The FTC however warns the borrowers to have everything about such changes made in writing because oral agreements of any kind are extremely difficult to prove.
Breach of peace
While seizing your vehicle, it is essential to make sure that the creditor does not commit a “breach of the peace.” According to the law of the state, such breach of peace involves:
- Using physical force
- Taking away the car from your garage without your permission of
- Threats of force.
In case there is a breach of the peace while seizing your car, you can make a formal complaint to the FTC or to the Attorney General of your state. If the breach of peace is proved against the creditor, then it may be required to pay a penalty to you or even compensate you for any harm done to you or damages caused to your property.
This is the difference of the amounts between what the creditor gets by reselling your car and what you owe according to the contract plus the repossession and sale expenses.

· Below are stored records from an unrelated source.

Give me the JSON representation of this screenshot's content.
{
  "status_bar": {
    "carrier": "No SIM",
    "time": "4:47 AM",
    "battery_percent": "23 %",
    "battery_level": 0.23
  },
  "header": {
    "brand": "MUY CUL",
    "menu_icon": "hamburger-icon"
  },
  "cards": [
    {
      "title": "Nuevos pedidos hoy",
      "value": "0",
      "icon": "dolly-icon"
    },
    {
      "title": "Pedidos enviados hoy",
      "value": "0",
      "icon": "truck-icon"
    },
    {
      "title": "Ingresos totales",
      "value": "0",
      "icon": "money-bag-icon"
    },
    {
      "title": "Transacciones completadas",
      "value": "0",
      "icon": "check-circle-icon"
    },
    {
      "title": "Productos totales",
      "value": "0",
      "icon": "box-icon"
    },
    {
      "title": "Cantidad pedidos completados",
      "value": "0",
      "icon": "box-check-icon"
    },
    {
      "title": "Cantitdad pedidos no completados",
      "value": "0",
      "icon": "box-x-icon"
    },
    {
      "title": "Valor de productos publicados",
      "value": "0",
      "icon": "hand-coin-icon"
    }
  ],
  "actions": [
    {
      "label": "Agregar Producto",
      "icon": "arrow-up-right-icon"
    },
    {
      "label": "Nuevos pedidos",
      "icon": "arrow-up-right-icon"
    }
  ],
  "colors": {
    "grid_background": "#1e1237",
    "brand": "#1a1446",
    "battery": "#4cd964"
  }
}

Selling a repossessed vehicle
When your vehicle is repossessed, the creditor usually has two options such as:
- The car can be kept as compensation for your debt or
- It can be resold in a public or a private sale.
In some states, the creditor will have to inform you about what will happen to your car. For example, if the car is sold at public or a private auction, then the state law requires the creditor to tell you about the place and time of such sale so that you can attend the sale and participate in the bidding in a public sale, if you wish to that is.
The rules for redeeming
Whether your repossessed car is sold privately or publicly in an auction, you have all the right under these circumstances to “redeem” the vehicle. In simple words it means buying back your car from the creditor. However, for this you will have to pay the full amount that you owe to the creditor. This ‘full’ amount will include:
- All your past due payments and
- The entire debt remaining along with interests and all fees.
In addition to that you will also have to pay all the expenses that are related with the repossession. These expenses include:
- Storage
- Attorney fees
- Preparation for the sale and others.
You can also buy back the car by bidding on it at the auction for repossession sale.
On the other hand, if the consumer protection laws of the state allows, you can also “reinstate” your loan. This means you are allowed to reclaim your car by paying the amount that you are behind on your loan along with the repossession expenses of the creditor.
However, you must in this case make your future payments on time and meet all of the terms of the reinstated agreement to avoid another repossession.
Well, to avoid all such risks and hassles, it is prudent that you make your monthly payments on time and diligently to enjoy all the benefits of automobile lending.